Out of all the types of merchant accounts a merchant could have, e-commerce would be considered the highest risk. That means any merchant looking to set up their website with a merchant account, and has no prior processing history on that website, should expect higher rates than a merchant swiping their cards in person. There are a few reasons why a new e-commerce website is considered high risk.
For one, neither the merchant or the merchant service provider know who’s actually using the card. In other words, there’s no way to actually know if that card was stolen. E-commerce is the easiest way for anyone to make purchases using a stolen credit card, and is by far the most popular platform in terms of occurrences. If a purchase was made using a stolen credit card, then that purchase was reported as fraud, a chargeback will occur, and either the merchant or the merchant service provider will have to pay for it. A way to avoid this type of fraud is to only allow orders where the shipping address matches the billing address, although this is not always ideal.

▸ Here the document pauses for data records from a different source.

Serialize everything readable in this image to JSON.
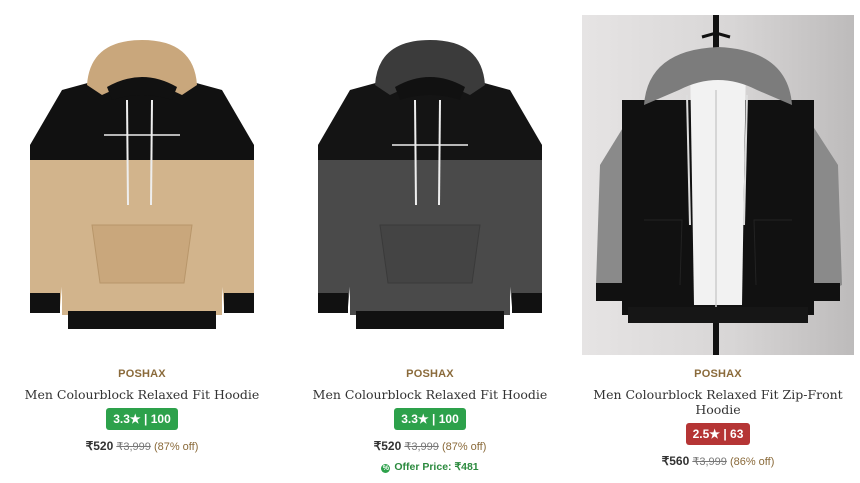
{
  "products": [
    {
      "brand": "POSHAX",
      "title": "Men Colourblock Relaxed Fit Hoodie",
      "rating": "3.3★ | 100",
      "rating_color": "#2da14b",
      "price": "₹520",
      "mrp": "₹3,999",
      "discount": "(87% off)",
      "colors": {
        "body": "#d2b48c",
        "block": "#111111"
      }
    },
    {
      "brand": "POSHAX",
      "title": "Men Colourblock Relaxed Fit Hoodie",
      "rating": "3.3★ | 100",
      "rating_color": "#2da14b",
      "price": "₹520",
      "mrp": "₹3,999",
      "discount": "(87% off)",
      "offer": "Offer Price: ₹481",
      "colors": {
        "body": "#4a4a4a",
        "block": "#111111"
      }
    },
    {
      "brand": "POSHAX",
      "title": "Men Colourblock Relaxed Fit Zip-Front Hoodie",
      "rating": "2.5★ | 63",
      "rating_color": "#b53535",
      "price": "₹560",
      "mrp": "₹3,999",
      "discount": "(86% off)",
      "colors": {
        "body": "#111111",
        "sleeves": "#8a8a8a"
      }
    }
  ],
  "icons": {
    "offer": "offer-tag-icon"
  }
}
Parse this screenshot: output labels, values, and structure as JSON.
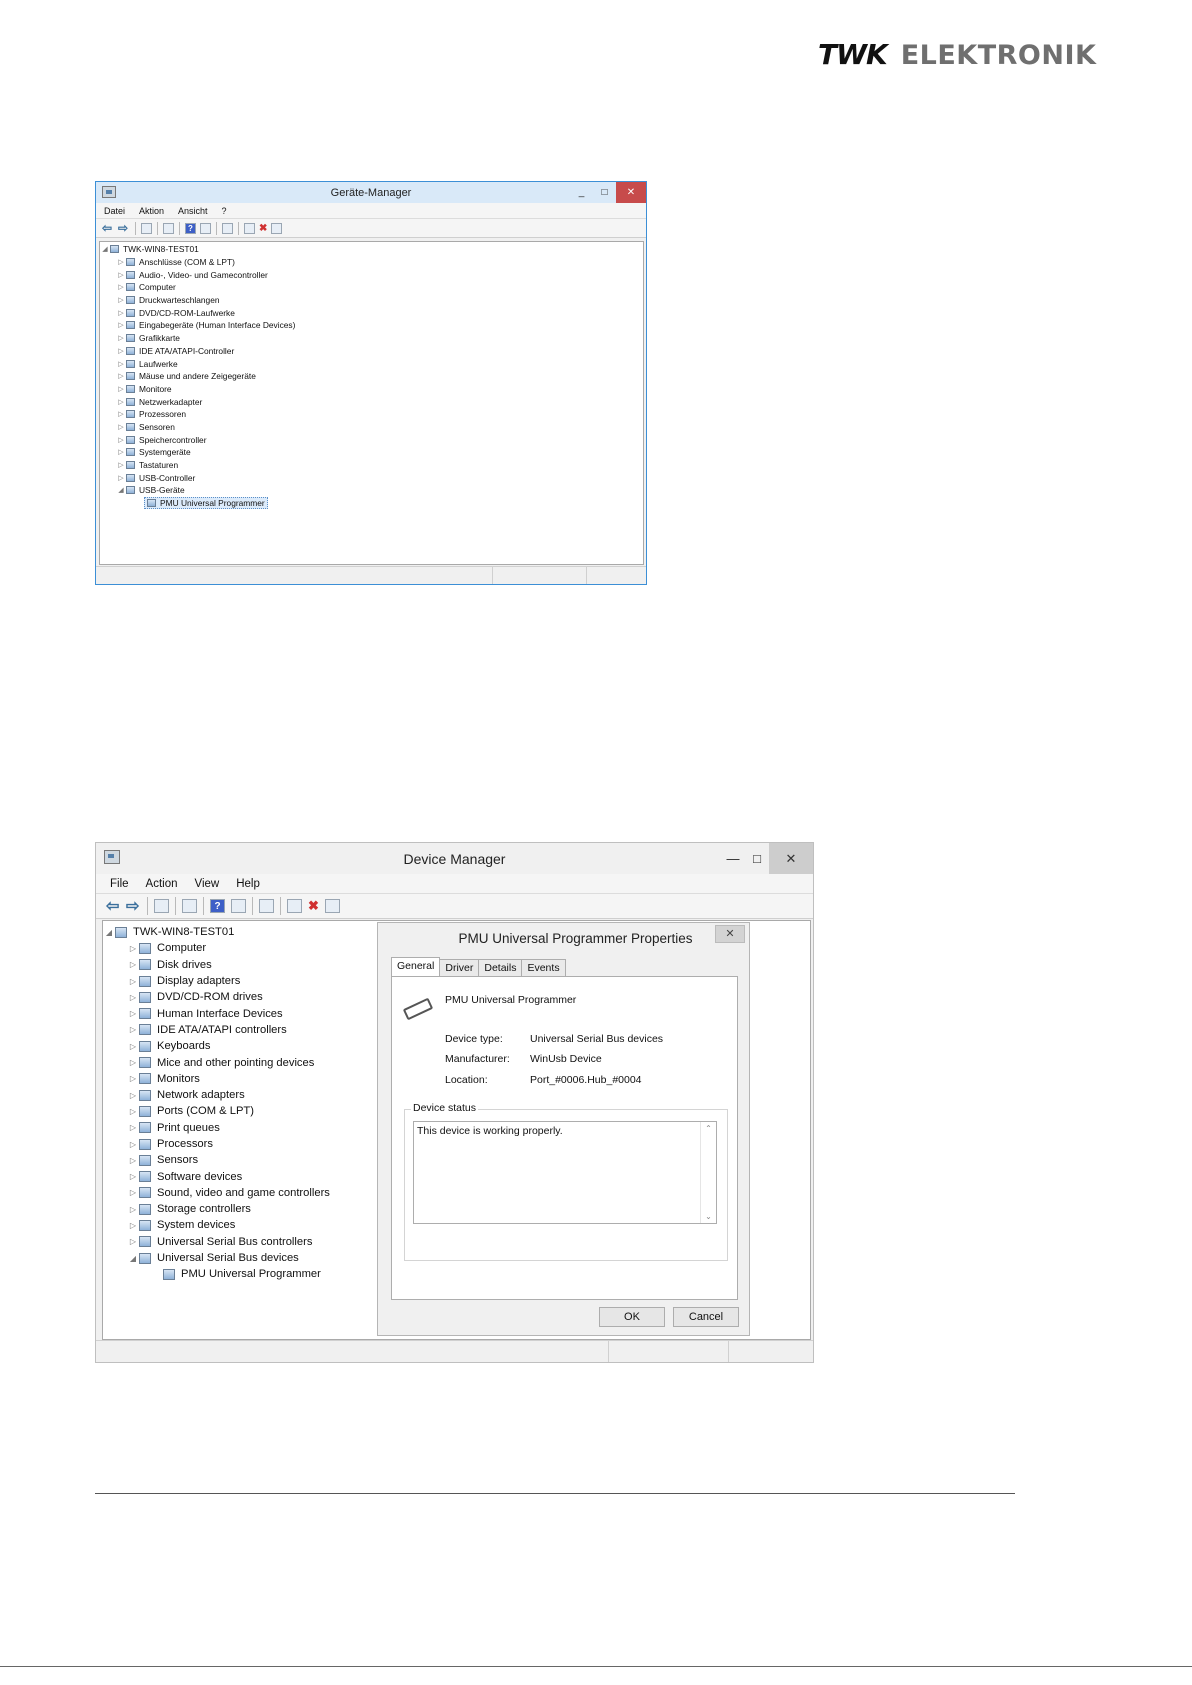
{
  "brand": {
    "logo_part1": "TWK",
    "logo_part2": "ELEKTRONIK"
  },
  "window_de": {
    "title": "Geräte-Manager",
    "minimize": "_",
    "maximize": "□",
    "close": "✕",
    "menu": [
      "Datei",
      "Aktion",
      "Ansicht",
      "?"
    ],
    "root": "TWK-WIN8-TEST01",
    "categories": [
      "Anschlüsse (COM & LPT)",
      "Audio-, Video- und Gamecontroller",
      "Computer",
      "Druckwarteschlangen",
      "DVD/CD-ROM-Laufwerke",
      "Eingabegeräte (Human Interface Devices)",
      "Grafikkarte",
      "IDE ATA/ATAPI-Controller",
      "Laufwerke",
      "Mäuse und andere Zeigegeräte",
      "Monitore",
      "Netzwerkadapter",
      "Prozessoren",
      "Sensoren",
      "Speichercontroller",
      "Systemgeräte",
      "Tastaturen",
      "USB-Controller",
      "USB-Geräte"
    ],
    "expanded_child": "PMU Universal Programmer"
  },
  "window_en": {
    "title": "Device Manager",
    "minimize": "—",
    "maximize": "□",
    "close": "✕",
    "menu": [
      "File",
      "Action",
      "View",
      "Help"
    ],
    "root": "TWK-WIN8-TEST01",
    "categories": [
      "Computer",
      "Disk drives",
      "Display adapters",
      "DVD/CD-ROM drives",
      "Human Interface Devices",
      "IDE ATA/ATAPI controllers",
      "Keyboards",
      "Mice and other pointing devices",
      "Monitors",
      "Network adapters",
      "Ports (COM & LPT)",
      "Print queues",
      "Processors",
      "Sensors",
      "Software devices",
      "Sound, video and game controllers",
      "Storage controllers",
      "System devices",
      "Universal Serial Bus controllers",
      "Universal Serial Bus devices"
    ],
    "expanded_child": "PMU Universal Programmer"
  },
  "properties_dialog": {
    "title": "PMU Universal Programmer Properties",
    "close": "✕",
    "tabs": [
      "General",
      "Driver",
      "Details",
      "Events"
    ],
    "device_name": "PMU Universal Programmer",
    "device_type_label": "Device type:",
    "device_type_value": "Universal Serial Bus devices",
    "manufacturer_label": "Manufacturer:",
    "manufacturer_value": "WinUsb Device",
    "location_label": "Location:",
    "location_value": "Port_#0006.Hub_#0004",
    "status_group": "Device status",
    "status_text": "This device is working properly.",
    "ok": "OK",
    "cancel": "Cancel"
  }
}
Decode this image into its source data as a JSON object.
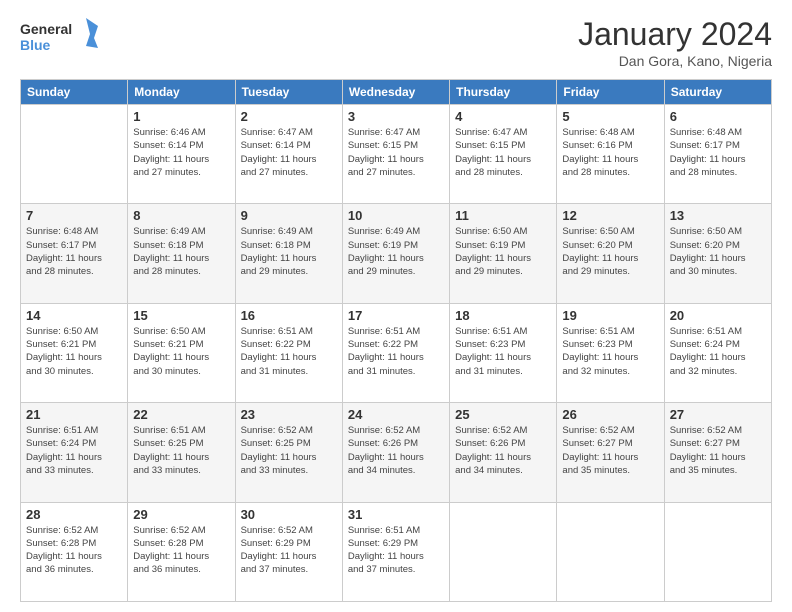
{
  "header": {
    "logo_general": "General",
    "logo_blue": "Blue",
    "month_title": "January 2024",
    "location": "Dan Gora, Kano, Nigeria"
  },
  "days_of_week": [
    "Sunday",
    "Monday",
    "Tuesday",
    "Wednesday",
    "Thursday",
    "Friday",
    "Saturday"
  ],
  "weeks": [
    [
      {
        "day": "",
        "info": ""
      },
      {
        "day": "1",
        "info": "Sunrise: 6:46 AM\nSunset: 6:14 PM\nDaylight: 11 hours\nand 27 minutes."
      },
      {
        "day": "2",
        "info": "Sunrise: 6:47 AM\nSunset: 6:14 PM\nDaylight: 11 hours\nand 27 minutes."
      },
      {
        "day": "3",
        "info": "Sunrise: 6:47 AM\nSunset: 6:15 PM\nDaylight: 11 hours\nand 27 minutes."
      },
      {
        "day": "4",
        "info": "Sunrise: 6:47 AM\nSunset: 6:15 PM\nDaylight: 11 hours\nand 28 minutes."
      },
      {
        "day": "5",
        "info": "Sunrise: 6:48 AM\nSunset: 6:16 PM\nDaylight: 11 hours\nand 28 minutes."
      },
      {
        "day": "6",
        "info": "Sunrise: 6:48 AM\nSunset: 6:17 PM\nDaylight: 11 hours\nand 28 minutes."
      }
    ],
    [
      {
        "day": "7",
        "info": "Sunrise: 6:48 AM\nSunset: 6:17 PM\nDaylight: 11 hours\nand 28 minutes."
      },
      {
        "day": "8",
        "info": "Sunrise: 6:49 AM\nSunset: 6:18 PM\nDaylight: 11 hours\nand 28 minutes."
      },
      {
        "day": "9",
        "info": "Sunrise: 6:49 AM\nSunset: 6:18 PM\nDaylight: 11 hours\nand 29 minutes."
      },
      {
        "day": "10",
        "info": "Sunrise: 6:49 AM\nSunset: 6:19 PM\nDaylight: 11 hours\nand 29 minutes."
      },
      {
        "day": "11",
        "info": "Sunrise: 6:50 AM\nSunset: 6:19 PM\nDaylight: 11 hours\nand 29 minutes."
      },
      {
        "day": "12",
        "info": "Sunrise: 6:50 AM\nSunset: 6:20 PM\nDaylight: 11 hours\nand 29 minutes."
      },
      {
        "day": "13",
        "info": "Sunrise: 6:50 AM\nSunset: 6:20 PM\nDaylight: 11 hours\nand 30 minutes."
      }
    ],
    [
      {
        "day": "14",
        "info": "Sunrise: 6:50 AM\nSunset: 6:21 PM\nDaylight: 11 hours\nand 30 minutes."
      },
      {
        "day": "15",
        "info": "Sunrise: 6:50 AM\nSunset: 6:21 PM\nDaylight: 11 hours\nand 30 minutes."
      },
      {
        "day": "16",
        "info": "Sunrise: 6:51 AM\nSunset: 6:22 PM\nDaylight: 11 hours\nand 31 minutes."
      },
      {
        "day": "17",
        "info": "Sunrise: 6:51 AM\nSunset: 6:22 PM\nDaylight: 11 hours\nand 31 minutes."
      },
      {
        "day": "18",
        "info": "Sunrise: 6:51 AM\nSunset: 6:23 PM\nDaylight: 11 hours\nand 31 minutes."
      },
      {
        "day": "19",
        "info": "Sunrise: 6:51 AM\nSunset: 6:23 PM\nDaylight: 11 hours\nand 32 minutes."
      },
      {
        "day": "20",
        "info": "Sunrise: 6:51 AM\nSunset: 6:24 PM\nDaylight: 11 hours\nand 32 minutes."
      }
    ],
    [
      {
        "day": "21",
        "info": "Sunrise: 6:51 AM\nSunset: 6:24 PM\nDaylight: 11 hours\nand 33 minutes."
      },
      {
        "day": "22",
        "info": "Sunrise: 6:51 AM\nSunset: 6:25 PM\nDaylight: 11 hours\nand 33 minutes."
      },
      {
        "day": "23",
        "info": "Sunrise: 6:52 AM\nSunset: 6:25 PM\nDaylight: 11 hours\nand 33 minutes."
      },
      {
        "day": "24",
        "info": "Sunrise: 6:52 AM\nSunset: 6:26 PM\nDaylight: 11 hours\nand 34 minutes."
      },
      {
        "day": "25",
        "info": "Sunrise: 6:52 AM\nSunset: 6:26 PM\nDaylight: 11 hours\nand 34 minutes."
      },
      {
        "day": "26",
        "info": "Sunrise: 6:52 AM\nSunset: 6:27 PM\nDaylight: 11 hours\nand 35 minutes."
      },
      {
        "day": "27",
        "info": "Sunrise: 6:52 AM\nSunset: 6:27 PM\nDaylight: 11 hours\nand 35 minutes."
      }
    ],
    [
      {
        "day": "28",
        "info": "Sunrise: 6:52 AM\nSunset: 6:28 PM\nDaylight: 11 hours\nand 36 minutes."
      },
      {
        "day": "29",
        "info": "Sunrise: 6:52 AM\nSunset: 6:28 PM\nDaylight: 11 hours\nand 36 minutes."
      },
      {
        "day": "30",
        "info": "Sunrise: 6:52 AM\nSunset: 6:29 PM\nDaylight: 11 hours\nand 37 minutes."
      },
      {
        "day": "31",
        "info": "Sunrise: 6:51 AM\nSunset: 6:29 PM\nDaylight: 11 hours\nand 37 minutes."
      },
      {
        "day": "",
        "info": ""
      },
      {
        "day": "",
        "info": ""
      },
      {
        "day": "",
        "info": ""
      }
    ]
  ]
}
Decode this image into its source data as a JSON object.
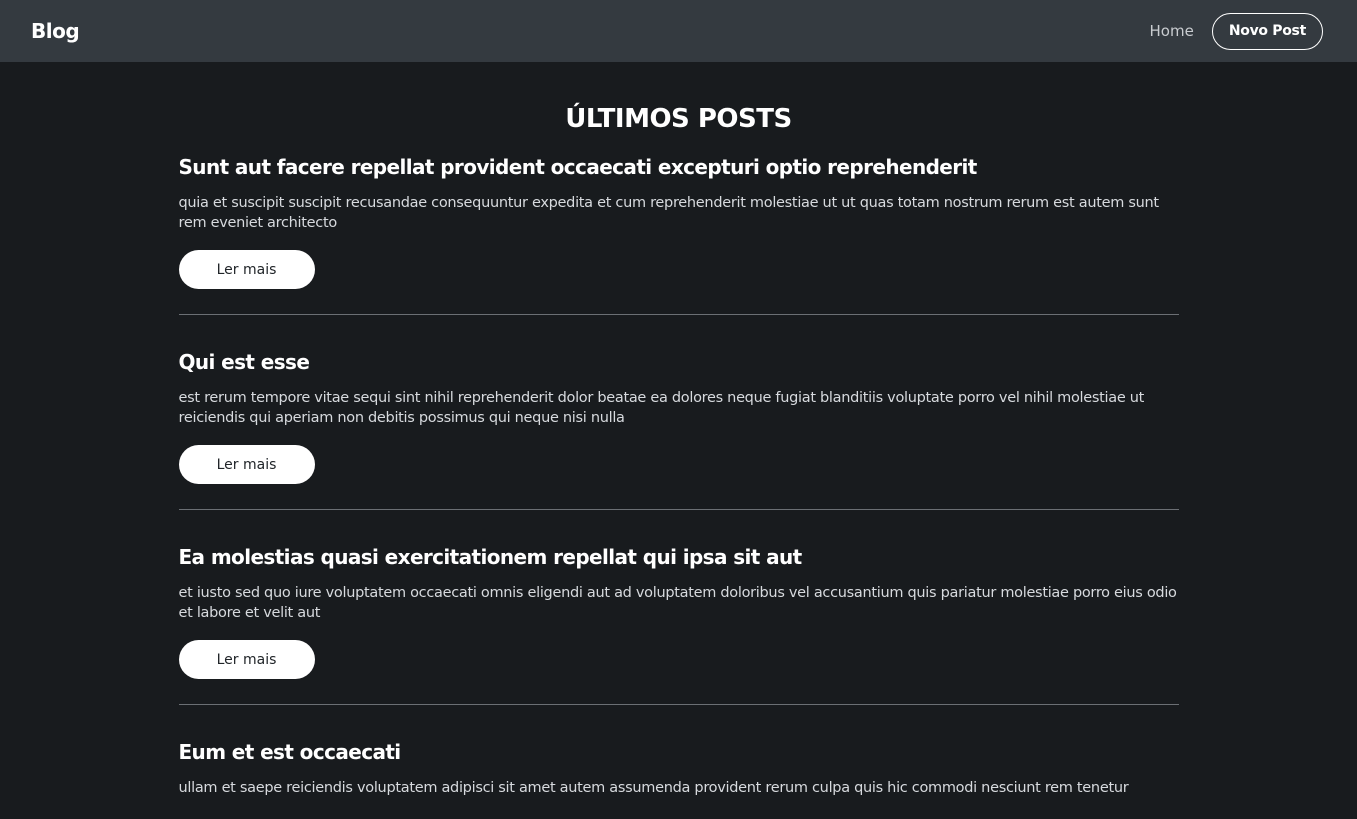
{
  "navbar": {
    "brand": "Blog",
    "home_label": "Home",
    "new_post_label": "Novo Post"
  },
  "main": {
    "title": "ÚLTIMOS POSTS",
    "read_more_label": "Ler mais",
    "posts": [
      {
        "title": "Sunt aut facere repellat provident occaecati excepturi optio reprehenderit",
        "body": "quia et suscipit suscipit recusandae consequuntur expedita et cum reprehenderit molestiae ut ut quas totam nostrum rerum est autem sunt rem eveniet architecto"
      },
      {
        "title": "Qui est esse",
        "body": "est rerum tempore vitae sequi sint nihil reprehenderit dolor beatae ea dolores neque fugiat blanditiis voluptate porro vel nihil molestiae ut reiciendis qui aperiam non debitis possimus qui neque nisi nulla"
      },
      {
        "title": "Ea molestias quasi exercitationem repellat qui ipsa sit aut",
        "body": "et iusto sed quo iure voluptatem occaecati omnis eligendi aut ad voluptatem doloribus vel accusantium quis pariatur molestiae porro eius odio et labore et velit aut"
      },
      {
        "title": "Eum et est occaecati",
        "body": "ullam et saepe reiciendis voluptatem adipisci sit amet autem assumenda provident rerum culpa quis hic commodi nesciunt rem tenetur"
      }
    ]
  },
  "colors": {
    "navbar_bg": "#343a40",
    "page_bg": "#181b1e",
    "divider": "#6b6f74"
  }
}
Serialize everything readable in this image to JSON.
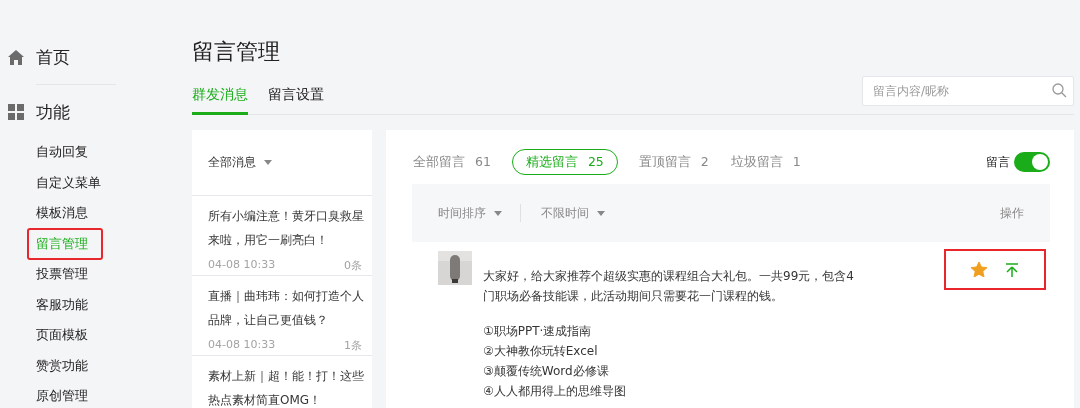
{
  "sidebar": {
    "home": {
      "label": "首页"
    },
    "section": {
      "label": "功能"
    },
    "items": [
      {
        "label": "自动回复",
        "selected": false,
        "highlighted": false
      },
      {
        "label": "自定义菜单",
        "selected": false,
        "highlighted": false
      },
      {
        "label": "模板消息",
        "selected": false,
        "highlighted": false
      },
      {
        "label": "留言管理",
        "selected": true,
        "highlighted": true
      },
      {
        "label": "投票管理",
        "selected": false,
        "highlighted": false
      },
      {
        "label": "客服功能",
        "selected": false,
        "highlighted": false
      },
      {
        "label": "页面模板",
        "selected": false,
        "highlighted": false
      },
      {
        "label": "赞赏功能",
        "selected": false,
        "highlighted": false
      },
      {
        "label": "原创管理",
        "selected": false,
        "highlighted": false
      }
    ]
  },
  "header": {
    "title": "留言管理",
    "tabs": [
      {
        "label": "群发消息",
        "selected": true
      },
      {
        "label": "留言设置",
        "selected": false
      }
    ],
    "search": {
      "placeholder": "留言内容/昵称"
    }
  },
  "message_list": {
    "filter": "全部消息",
    "items": [
      {
        "title": "所有小编注意！黄牙口臭救星来啦，用它一刷亮白！",
        "date": "04-08 10:33",
        "count": "0条"
      },
      {
        "title": "直播｜曲玮玮：如何打造个人品牌，让自己更值钱？",
        "date": "04-08 10:33",
        "count": "1条"
      },
      {
        "title": "素材上新｜超！能！打！这些热点素材简直OMG！"
      }
    ]
  },
  "comments": {
    "filters": [
      {
        "label": "全部留言",
        "count": "61",
        "selected": false
      },
      {
        "label": "精选留言",
        "count": "25",
        "selected": true
      },
      {
        "label": "置顶留言",
        "count": "2",
        "selected": false
      },
      {
        "label": "垃圾留言",
        "count": "1",
        "selected": false
      }
    ],
    "toggle": {
      "label": "留言",
      "on": true
    },
    "columns": {
      "sort": "时间排序",
      "range": "不限时间",
      "actions": "操作"
    },
    "rows": [
      {
        "text": "大家好，给大家推荐个超级实惠的课程组合大礼包。一共99元，包含4门职场必备技能课，此活动期间只需要花一门课程的钱。",
        "list": [
          "①职场PPT·速成指南",
          "②大神教你玩转Excel",
          "③颠覆传统Word必修课",
          "④人人都用得上的思维导图"
        ],
        "starred": true,
        "highlighted": true
      }
    ]
  }
}
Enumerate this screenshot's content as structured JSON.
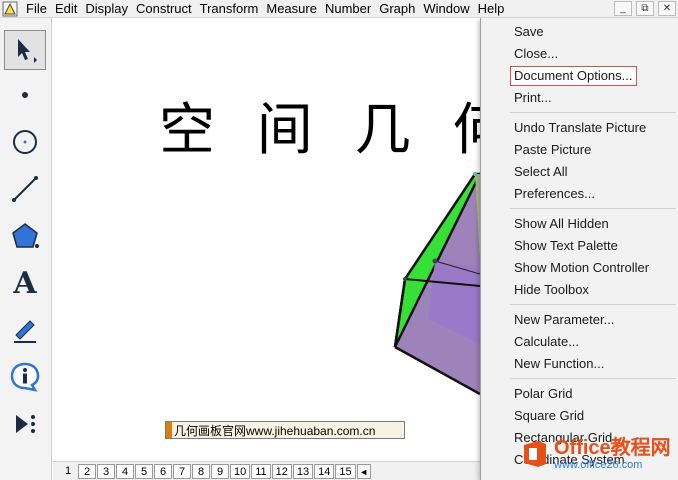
{
  "menubar": {
    "items": [
      "File",
      "Edit",
      "Display",
      "Construct",
      "Transform",
      "Measure",
      "Number",
      "Graph",
      "Window",
      "Help"
    ],
    "window_controls": {
      "minimize": "_",
      "restore": "⧉",
      "close": "✕"
    }
  },
  "toolbox": {
    "tools": [
      "arrow-select",
      "point",
      "compass",
      "straightedge",
      "polygon",
      "text",
      "marker",
      "information",
      "custom-tools"
    ],
    "text_tool_label": "A"
  },
  "canvas": {
    "title": "空 间 几 何 体",
    "watermark": "几何画板官网www.jihehuaban.com.cn",
    "colors": {
      "green_face": "#36e036",
      "purple_face": "#9e82ba",
      "purple_top": "#9a7ac8"
    }
  },
  "pages": {
    "current": "1",
    "tabs": [
      "2",
      "3",
      "4",
      "5",
      "6",
      "7",
      "8",
      "9",
      "10",
      "11",
      "12",
      "13",
      "14",
      "15"
    ],
    "scroll_left": "◄"
  },
  "context_menu": {
    "groups": [
      [
        "Save",
        "Close...",
        "Document Options...",
        "Print..."
      ],
      [
        "Undo Translate Picture",
        "Paste Picture",
        "Select All",
        "Preferences..."
      ],
      [
        "Show All Hidden",
        "Show Text Palette",
        "Show Motion Controller",
        "Hide Toolbox"
      ],
      [
        "New Parameter...",
        "Calculate...",
        "New Function..."
      ],
      [
        "Polar Grid",
        "Square Grid",
        "Rectangular Grid",
        "Coordinate System"
      ]
    ],
    "highlighted": "Document Options...",
    "highlight_color": "#e04b4b"
  },
  "site_badge": {
    "title": "Office教程网",
    "url": "www.office26.com"
  }
}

Another reason why e-commerce is considered high risk is age verification. Unlike a retail location where a merchant can check their customer’s identification, it is easy for a person to fake their age online. So, if a merchant is selling alcohol or tobacco online and a minor fakes their age and makes a purchase or uses their parents card, it definitely can lead to trouble. This will almost always lead to a chargeback, either the minor will say they never authorized the charge, or their legal guardian will, leaving the merchant or the MSP responsible. It is advised to have some sort of further measure than just making your customer agree they are of age or having them put in their birthday. IDology is a good tool to use. IDology will pull a quiz based on the cardholders information, like past addresses, leases, or nearby intersections that makes it a little tougher for any underage children trying to use their parents card.
Lastly, information on the website itself is very important. Having the pricing of products and a shopping card is not enough. To avoid chargebacks or a merchant service provider putting a hold on funds, there are a couple things a website needs to have before it’s ready for e-commerce. A return policy is absolutely essential. Some websites might have an ‘all sales final’ policy, but what happens if the product arrives damaged or gets lost in the mail? Those type of situations need to be clearly stated on the website. Contact information is also very important. If a product does arrive broken, or an order is mixed up, and a customer has no way to contact the merchant they will almost always issue a chargeback, meaning not only does the merchant have to return the customers money, but also pay a chargeback fee issued by the bank.